This is published under the terms of CC BY-NC.
Downloaded: 985 times
End-to-end automatic speech recognition (ASR) models are typically data-hungry, which depend on a large paired speech-text dataset for the models to be effective. It remains an active area how to increase the linguistic competence of such ASR models with unpaired text data. The conventional techniques that employ an external language model (LM) suffer from high decoding complexity. Pre-training methods have problems of catastrophic forgetting and model capacity gap between the pre-trained modules and the actual tasks. This paper introduces a speech-and-text Transformer to leverage unpaired text and address the above issues. The decoder of the proposed speech-and-text Transformer contains three parallel branches to learn strong text representations from unpaired text and reduce the mismatch between the speech and text representations. An on-demand dual-modality attention mechanism is proposed to automatically select one or two modalities to learn from.

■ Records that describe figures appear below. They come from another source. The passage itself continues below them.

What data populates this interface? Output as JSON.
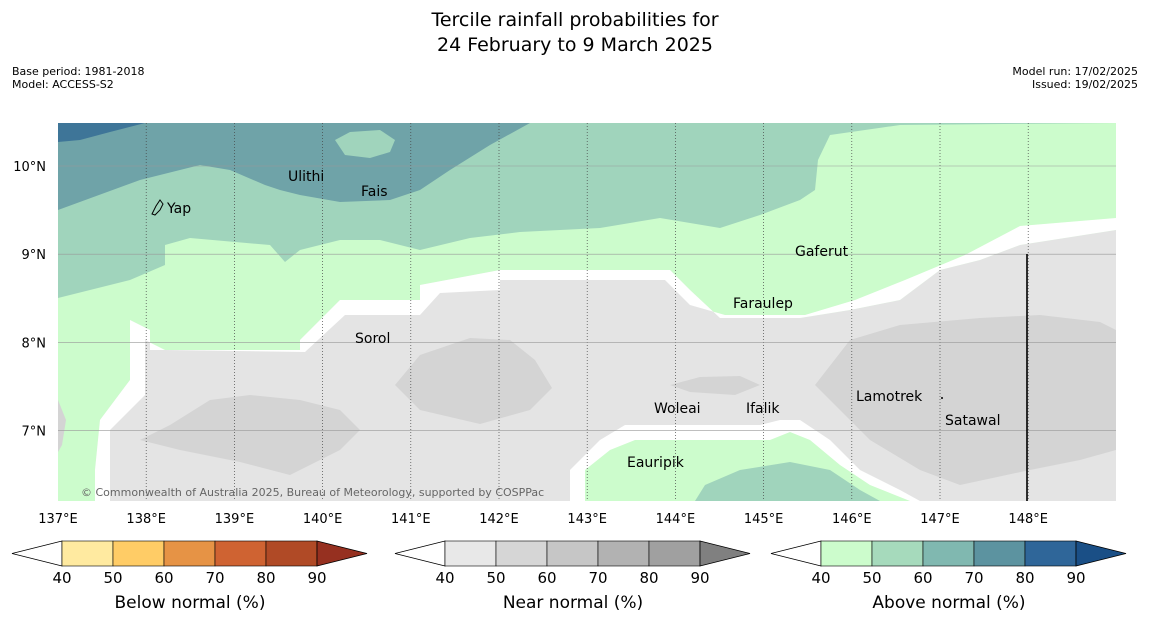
{
  "title": {
    "line1": "Tercile rainfall probabilities for",
    "line2": "24 February to 9 March 2025"
  },
  "meta": {
    "base_period": "Base period: 1981-2018",
    "model": "Model: ACCESS-S2",
    "model_run": "Model run: 17/02/2025",
    "issued": "Issued: 19/02/2025"
  },
  "map": {
    "lon_labels": [
      "137°E",
      "138°E",
      "139°E",
      "140°E",
      "141°E",
      "142°E",
      "143°E",
      "144°E",
      "145°E",
      "146°E",
      "147°E",
      "148°E"
    ],
    "lat_labels": [
      "10°N",
      "9°N",
      "8°N",
      "7°N"
    ],
    "places": [
      {
        "name": "Yap"
      },
      {
        "name": "Ulithi"
      },
      {
        "name": "Fais"
      },
      {
        "name": "Gaferut"
      },
      {
        "name": "Faraulep"
      },
      {
        "name": "Sorol"
      },
      {
        "name": "Lamotrek"
      },
      {
        "name": "Woleai"
      },
      {
        "name": "Ifalik"
      },
      {
        "name": "Satawal"
      },
      {
        "name": "Eauripik"
      }
    ],
    "copyright": "© Commonwealth of Australia 2025, Bureau of Meteorology, supported by COSPPac",
    "colors": {
      "above_50": "#ccfccc",
      "above_60": "#a0d4bc",
      "above_70": "#6fa3a8",
      "above_80": "#3e7598",
      "near_50": "#e4e4e4",
      "near_60": "#d4d4d4",
      "white": "#ffffff"
    }
  },
  "colorbars": [
    {
      "label": "Below normal (%)",
      "ticks": [
        "40",
        "50",
        "60",
        "70",
        "80",
        "90"
      ],
      "colors": [
        "#ffffff",
        "#ffeaa0",
        "#ffcc66",
        "#e69345",
        "#cf6332",
        "#b04a26",
        "#963020"
      ]
    },
    {
      "label": "Near normal (%)",
      "ticks": [
        "40",
        "50",
        "60",
        "70",
        "80",
        "90"
      ],
      "colors": [
        "#ffffff",
        "#e8e8e8",
        "#d6d6d6",
        "#c6c6c6",
        "#b2b2b2",
        "#a0a0a0",
        "#808080"
      ]
    },
    {
      "label": "Above normal (%)",
      "ticks": [
        "40",
        "50",
        "60",
        "70",
        "80",
        "90"
      ],
      "colors": [
        "#ffffff",
        "#ccfccc",
        "#a6dabc",
        "#80b8b0",
        "#5c93a0",
        "#2f6699",
        "#1a4f86"
      ]
    }
  ]
}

Besides, we introduce a novel alternate training algorithm to load speech and text batches alternately and accumulate their gradients. The proposed model is trained with an auxiliary language modeling task. Intra-domain and cross-domain speech recognition experiments are conducted on AISHELL-1, LibriSpeech, and WenetSpeech corpora. Results show competitive performance to the conventional shallow fusion method with negligible computation overheads during inference.